Getting it all out would be no picnic, especially if airfield runways
are under mortar attack and roads to the south are mined. Abandoning and
disabling it may well be the only practicable course. The prospect of
the US having to fight its way out of Iraq is a very real one. And even
if the retreating Americans could withdraw in good order, the local
death toll would be likely to rise as competing factions battled to fill
the vacuum. Withdrawal may be the right long-term policy option for the
US - but it will be a very bloody and traumatic business, in whatever
way it is accomplished.
That is why there is in Washington increasing examination of other
strategies. It is some years since the words "third way" were heard in
the land, but that is the title of an investigation into partial
withdrawal options now being carried out by the US House of
Representatives armed services committee. American newspapers and
magazines have also carried detailed and thoughtful articles on these
subjects - including last week's Time magazine.
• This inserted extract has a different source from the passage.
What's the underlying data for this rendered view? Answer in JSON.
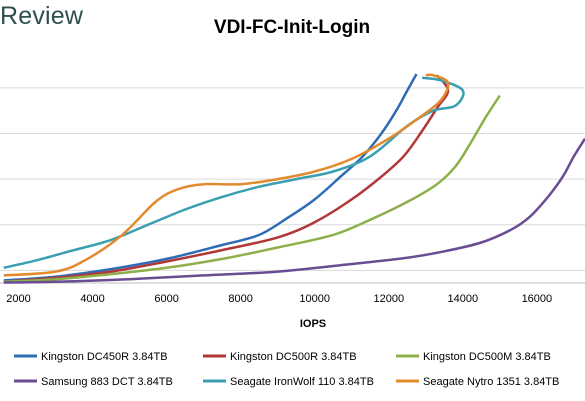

Partial withdrawal sounds beguiling, centrist and moderate. Yet you only
have to look at what these third way strategies might mean on the ground
to see that they are not as attractive as they sound. Stephen Biddle,
from the Council on Foreign Relations, identified four partial
withdrawal options - all of which would reduce US numbers by half - in
his evidence to the congressional committee: withdrawal towards training
and support of the Iraqis, withdrawal to guarding Iraq's borders,
withdrawal into a focused mission on counter-terrorism, and withdrawal
into Kurdistan.
The Kurdistan option is eloquently expounded by Peter Galbraith in the
current New York Review of Books, but Biddle himself is not optimistic
about any of the four choices. He thinks they are all self-defeating and
unsustainable. "Partial withdrawal would not end American casualties,"
he says. "But it would make it even less likely that the lives we do
lose would be lost for any purpose, or in exchange for any improvement
in the future of Iraq."
If that is so, then the choice may after all be between the extreme
alternatives of sustained military commitment and total withdrawal. But
only because one of these is the elusive least worst option, not because
it is a good or wise policy. There is an overwhelming case for the
Pentagon and the White House to set out the full and true contingency
options. It would be reassuring if Gordon Brown were to take such a
message to Bush at Camp David this weekend. And even more surprising if
Bush was to listen. Bush started this war on the basis of inadequate
planning. It looks as if he will end it in the same way too.